Hükümet bunalımlarının sebebini araştıran ve cevabı bir türlü bulamayan meclis, sonunda bir çözüm bulması için meclis başkanı Mustafa Kemal Paşa’yı görevlendirdi. Mustafa Kemal Paşa 29 Ekim 1923 tarihindeki meclis görüşmelerinde hükümet bunalımlarının devlet başkanlığı makamının boş bulunmasından kaynaklandığını tespit ettiğini söyledi. Bu makamın doldurulması halinde devlet başkanının başvekil adayını belirleyeceğini, onun da vekil adaylarını belirlemesi ile hükümetin kurularak meclisin güvenoyuna sunulacağını böylece hükümet bunalımlarının sona ereceğini belirtti. Bunun gerçekleşebilmesi için de cumhuriyet rejimine intikalin zorunlu olduğunu ortaya koydu.
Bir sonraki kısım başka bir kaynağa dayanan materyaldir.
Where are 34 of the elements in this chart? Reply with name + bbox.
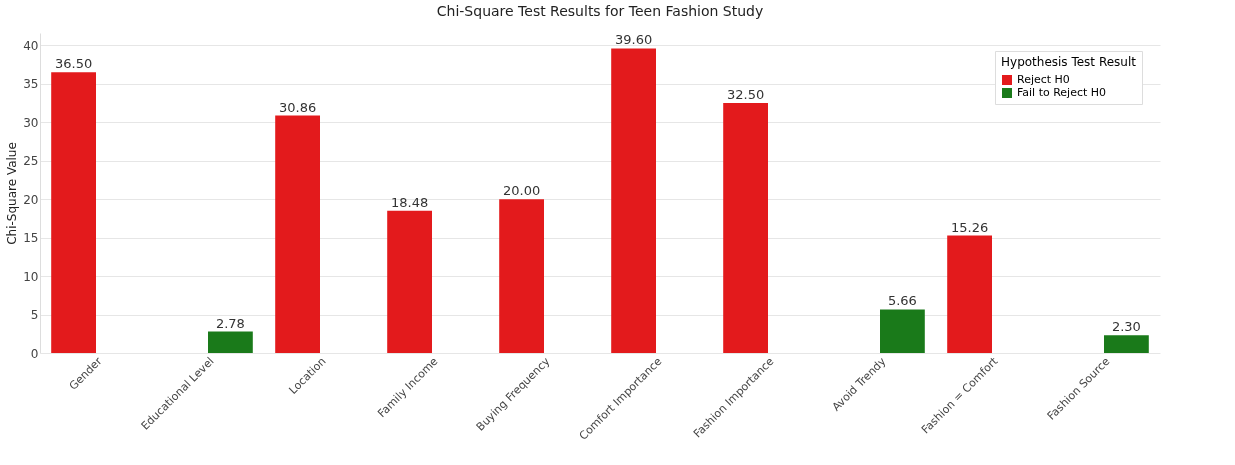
bar bbox=[499, 199, 544, 353]
bar bbox=[51, 72, 96, 353]
bar bbox=[275, 115, 320, 353]
chart-title: Chi-Square Test Results for Teen Fashion Study bbox=[436, 3, 764, 19]
data-label: 15.26 bbox=[950, 219, 989, 235]
y-tick-label: 35 bbox=[23, 77, 39, 92]
y-tick-label: 20 bbox=[23, 192, 39, 207]
data-label: 30.86 bbox=[278, 99, 317, 115]
legend-label: Fail to Reject H0 bbox=[1017, 86, 1107, 99]
data-label: 20.00 bbox=[502, 183, 541, 199]
data-label: 2.30 bbox=[1111, 319, 1141, 335]
y-axis-title: Chi-Square Value bbox=[5, 142, 20, 245]
y-tick-label: 30 bbox=[23, 115, 39, 130]
y-tick-label: 5 bbox=[30, 308, 39, 323]
y-tick-label: 15 bbox=[23, 231, 39, 246]
y-tick-label: 40 bbox=[23, 38, 39, 53]
bar bbox=[947, 235, 992, 353]
y-tick-label: 0 bbox=[30, 346, 39, 361]
y-tick-label: 25 bbox=[23, 154, 39, 169]
bar bbox=[611, 48, 656, 353]
data-label: 39.60 bbox=[614, 32, 653, 48]
bar bbox=[723, 103, 768, 353]
bar bbox=[1104, 335, 1149, 353]
bar bbox=[387, 210, 432, 353]
bar bbox=[208, 331, 253, 353]
data-label: 32.50 bbox=[726, 87, 765, 102]
legend-label: Reject H0 bbox=[1017, 73, 1070, 86]
bar bbox=[880, 309, 925, 353]
legend-title: Hypothesis Test Result bbox=[1001, 55, 1137, 69]
data-label: 2.78 bbox=[215, 315, 245, 331]
y-tick-label: 10 bbox=[23, 269, 39, 284]
data-label: 5.66 bbox=[887, 293, 917, 309]
data-label: 18.48 bbox=[390, 194, 429, 210]
data-label: 36.50 bbox=[54, 56, 93, 72]
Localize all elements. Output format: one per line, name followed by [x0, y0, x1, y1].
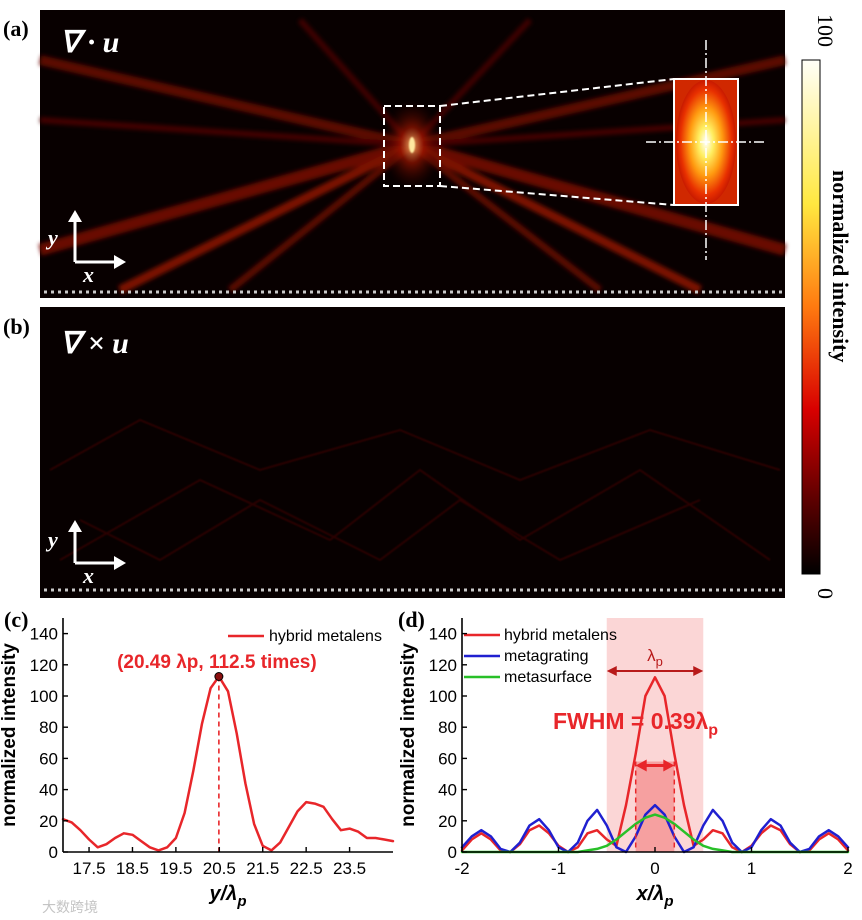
- panel-d-label: (d): [398, 607, 425, 632]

Meclise sunduğu yasa tasarısının kabul edilmesi ile de bu düşüncesini hayata geçirmiş oldu. Artık devletin siyasal rejimi cumhuriyet idi. Yapılan seçim ile cumhurreisi adı ile devlet başkanı olan Mustafa Kemal Paşa İsmet Paşa’yı başvekil olarak görevlendirdi. O da hükümeti kurdu. Böylece hükümet bunalımları dönemi sona erdi.
Selçuklu, Osmanlı ve Cumhuriyet dönemleri ile Anadolu’da yaklaşık bin yılık olan ülkemizin cumhuriyete geçişinin yüzüncü yılı kutlu olsun.